虽然他的意思就是这样,林海文给他画个肖像,他负责在岑河春那里为林海文美言几句,确保,或者是增大他能成为公盘的主要组织者之一——在孙秘书看来,这个荣誉也好,或者是后头还有一些利益也好,对林海文肯定是非常有吸引力的。
他正要开口说话,就看到林海文跟看傻子一样看着他,还回头让王鹏他们一起看傻子的感觉——偏偏王鹏和凌鸣,还真就跟林海文一个样,把他看成了个傻子。
火大了!
“林海文,你这是什么意思?”
“什么意思?你在玩火啊,你知道不知道?”
林海文还真没有瞎说,按照他作品的价格,一幅人物肖像,至少说几百万人民币吧。孙秘书主动索要这么大一笔钱,虽然说未遂吧,但前程丧尽是不用说的了,连带他背后哪位副厅级局的岑河春副会长,也是捞不着好的。
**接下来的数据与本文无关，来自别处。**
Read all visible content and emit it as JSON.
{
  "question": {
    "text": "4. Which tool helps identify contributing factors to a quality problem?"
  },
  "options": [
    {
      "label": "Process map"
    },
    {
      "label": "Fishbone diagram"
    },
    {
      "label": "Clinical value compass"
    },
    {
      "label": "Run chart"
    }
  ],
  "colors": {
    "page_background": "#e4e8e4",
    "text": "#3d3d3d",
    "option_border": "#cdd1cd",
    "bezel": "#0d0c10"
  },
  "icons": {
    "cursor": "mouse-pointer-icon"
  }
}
孙秘书倒也不是真傻,心裏一抖,但随即想到林海文刚才也不可能开录音,只要抵死不承认,就没问题了——至于以后,那就等着看他怎么收拾林海文吧!
老虎不发威,你当我是老孙还在五指山下呢。
“我不明白你在说什么,既然你是这个意思,那就今天就当我没来。”孙秘书脸色一沉,看着谭文宗:“谭老师,今天你也在现场的,他的态度你也看见了,岑会长要是过问起来,到时候还要请你如实说一下。”
“嗯?孙秘书这就要走了?”林海文晃了晃手下的茶叶袋子:“这裏面还有点庆阳毛尖的粉末呢,本来说让你尝尝的。”
“你——”
“呵呵呵,既然孙秘书要走了,我就不费这个功夫了,慢走啊。”
孙秘书气的太阳穴都快爆炸掉了,但他也没办法,只能咬牙切齿在心裏发狠,回去一定要收拾的林海文爹妈都不认识,作为一个小官僚,这是他自我排遣的最好的方法了。
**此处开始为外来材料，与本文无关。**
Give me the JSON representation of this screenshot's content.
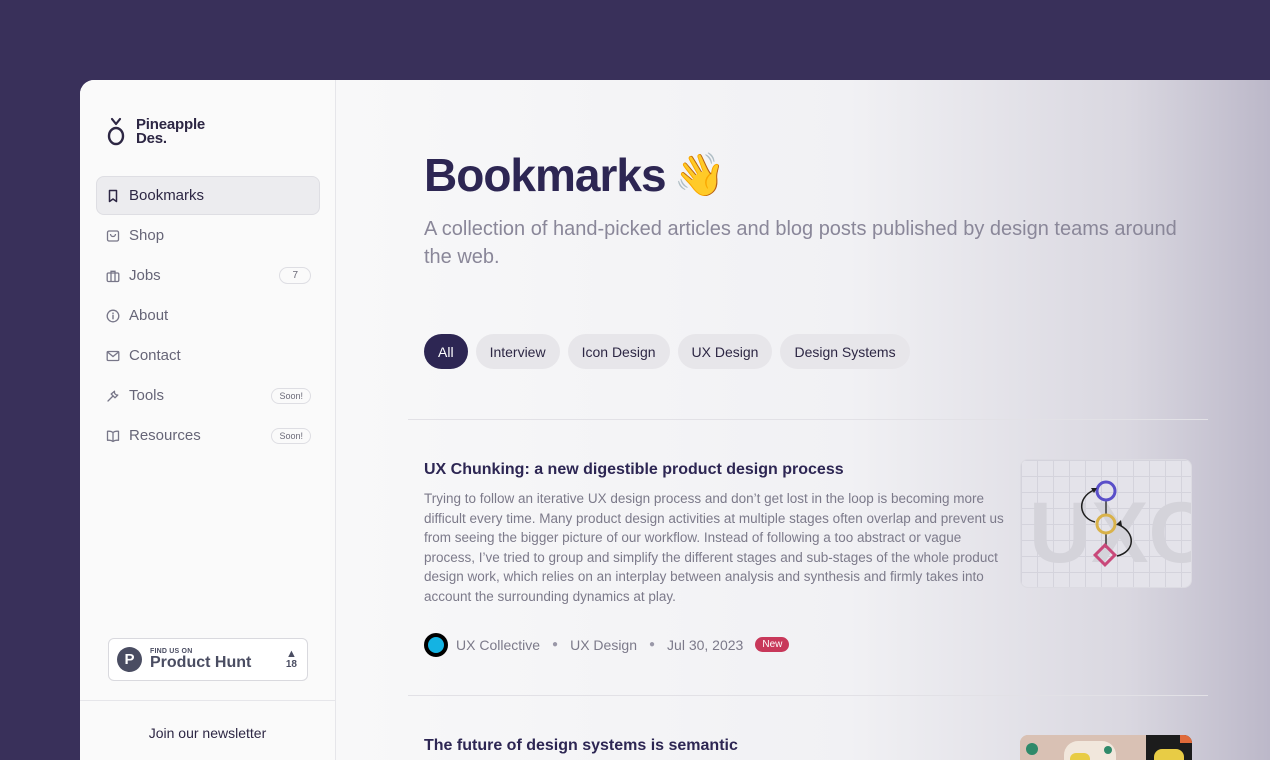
{
  "brand": {
    "line1": "Pineapple",
    "line2": "Des."
  },
  "sidebar": {
    "items": [
      {
        "label": "Bookmarks",
        "icon": "bookmark-icon",
        "active": true
      },
      {
        "label": "Shop",
        "icon": "shop-icon"
      },
      {
        "label": "Jobs",
        "icon": "briefcase-icon",
        "count": "7"
      },
      {
        "label": "About",
        "icon": "info-icon"
      },
      {
        "label": "Contact",
        "icon": "mail-icon"
      },
      {
        "label": "Tools",
        "icon": "wrench-icon",
        "badge": "Soon!"
      },
      {
        "label": "Resources",
        "icon": "book-icon",
        "badge": "Soon!"
      }
    ],
    "product_hunt": {
      "small": "FIND US ON",
      "big": "Product Hunt",
      "votes": "18",
      "logo": "P"
    },
    "newsletter": "Join our newsletter"
  },
  "main": {
    "title": "Bookmarks",
    "emoji": "👋",
    "subtitle": "A collection of hand-picked articles and blog posts published by design teams around the web.",
    "filters": [
      "All",
      "Interview",
      "Icon Design",
      "UX Design",
      "Design Systems"
    ],
    "active_filter": "All",
    "articles": [
      {
        "title": "UX Chunking: a new digestible product design process",
        "body": "Trying to follow an iterative UX design process and don’t get lost in the loop is becoming more difficult every time. Many product design activities at multiple stages often overlap and prevent us from seeing the bigger picture of our workflow. Instead of following a too abstract or vague process, I’ve tried to group and simplify the different stages and sub-stages of the whole product design work, which relies on an interplay between analysis and synthesis and firmly takes into account the surrounding dynamics at play.",
        "source": "UX Collective",
        "category": "UX Design",
        "date": "Jul 30, 2023",
        "badge": "New",
        "thumb_text": "UXC"
      },
      {
        "title": "The future of design systems is semantic"
      }
    ]
  },
  "colors": {
    "background": "#39305a",
    "accent": "#2d2653",
    "badge": "#c8385a"
  }
}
谭文宗在里头被王鹏解说了一遍林海文的人际关系,这会儿还有点懵懂。所以看着孙秘书气冲冲走出去,还想伸手拦一下。
林海文好整以暇地走回来,颇为矜持地看着谭文宗,按照他的想法,谭文宗既然已经知道了他的丰功伟绩,感受到他曾经多次大杀四方,而且是杀遍古今中外的战绩,必然要对他刮目相看了!
“你是个事儿精啊!”谭文宗憋了憋,憋出一句话来。
凌鸣跟王鹏在林海文一脸菜色里,笑的跟得了羊癫疯一样。
……
孙秘书从黑龙潭画室出来,还在黑龙堂湿地公园里头,自然是打不到车的,来的时候,是凌鸣直接开车送他进来的,回去就没有这个好待遇了。
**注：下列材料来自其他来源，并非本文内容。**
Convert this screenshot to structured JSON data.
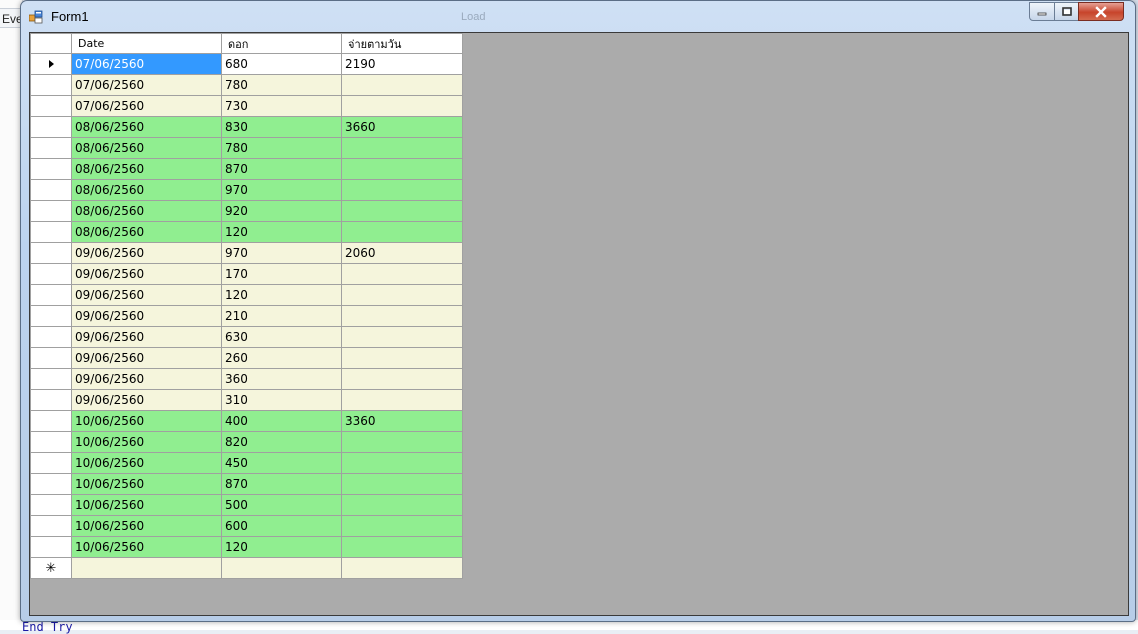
{
  "background": {
    "ide_tab_text": "Eve",
    "code_line": "End Try"
  },
  "window": {
    "title": "Form1",
    "ghost_title": "Load",
    "icon": "winforms-app-icon",
    "controls": {
      "minimize_icon": "minimize-icon",
      "maximize_icon": "restore-icon",
      "close_icon": "close-icon"
    }
  },
  "grid": {
    "columns": [
      "Date",
      "ดอก",
      "จ่ายตามวัน"
    ],
    "rows": [
      {
        "date": "07/06/2560",
        "value": "680",
        "pay": "2190",
        "color": "first"
      },
      {
        "date": "07/06/2560",
        "value": "780",
        "pay": "",
        "color": "cream"
      },
      {
        "date": "07/06/2560",
        "value": "730",
        "pay": "",
        "color": "cream"
      },
      {
        "date": "08/06/2560",
        "value": "830",
        "pay": "3660",
        "color": "green"
      },
      {
        "date": "08/06/2560",
        "value": "780",
        "pay": "",
        "color": "green"
      },
      {
        "date": "08/06/2560",
        "value": "870",
        "pay": "",
        "color": "green"
      },
      {
        "date": "08/06/2560",
        "value": "970",
        "pay": "",
        "color": "green"
      },
      {
        "date": "08/06/2560",
        "value": "920",
        "pay": "",
        "color": "green"
      },
      {
        "date": "08/06/2560",
        "value": "120",
        "pay": "",
        "color": "green"
      },
      {
        "date": "09/06/2560",
        "value": "970",
        "pay": "2060",
        "color": "cream"
      },
      {
        "date": "09/06/2560",
        "value": "170",
        "pay": "",
        "color": "cream"
      },
      {
        "date": "09/06/2560",
        "value": "120",
        "pay": "",
        "color": "cream"
      },
      {
        "date": "09/06/2560",
        "value": "210",
        "pay": "",
        "color": "cream"
      },
      {
        "date": "09/06/2560",
        "value": "630",
        "pay": "",
        "color": "cream"
      },
      {
        "date": "09/06/2560",
        "value": "260",
        "pay": "",
        "color": "cream"
      },
      {
        "date": "09/06/2560",
        "value": "360",
        "pay": "",
        "color": "cream"
      },
      {
        "date": "09/06/2560",
        "value": "310",
        "pay": "",
        "color": "cream"
      },
      {
        "date": "10/06/2560",
        "value": "400",
        "pay": "3360",
        "color": "green"
      },
      {
        "date": "10/06/2560",
        "value": "820",
        "pay": "",
        "color": "green"
      },
      {
        "date": "10/06/2560",
        "value": "450",
        "pay": "",
        "color": "green"
      },
      {
        "date": "10/06/2560",
        "value": "870",
        "pay": "",
        "color": "green"
      },
      {
        "date": "10/06/2560",
        "value": "500",
        "pay": "",
        "color": "green"
      },
      {
        "date": "10/06/2560",
        "value": "600",
        "pay": "",
        "color": "green"
      },
      {
        "date": "10/06/2560",
        "value": "120",
        "pay": "",
        "color": "green"
      }
    ],
    "current_row_indicator": "row-arrow-icon",
    "new_row_indicator": "new-row-star-icon",
    "colors": {
      "green": "#90ee90",
      "cream": "#f5f5dc",
      "selection": "#3399ff",
      "client_background": "#ababab"
    }
  }
}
一股气地走到公园门口,拦了二十来分钟,才拦到一辆出租车。他平时很为自己能随时打车感到骄傲的,作为行业协会,陶瓷工协会也是有小金库的,平时这些人走账很方便,这是连市直机关都比不了的待遇——因为实权比不了,平时交际,他就挺喜欢拿这个来炫耀的。
不过今天,他是没有这个心思。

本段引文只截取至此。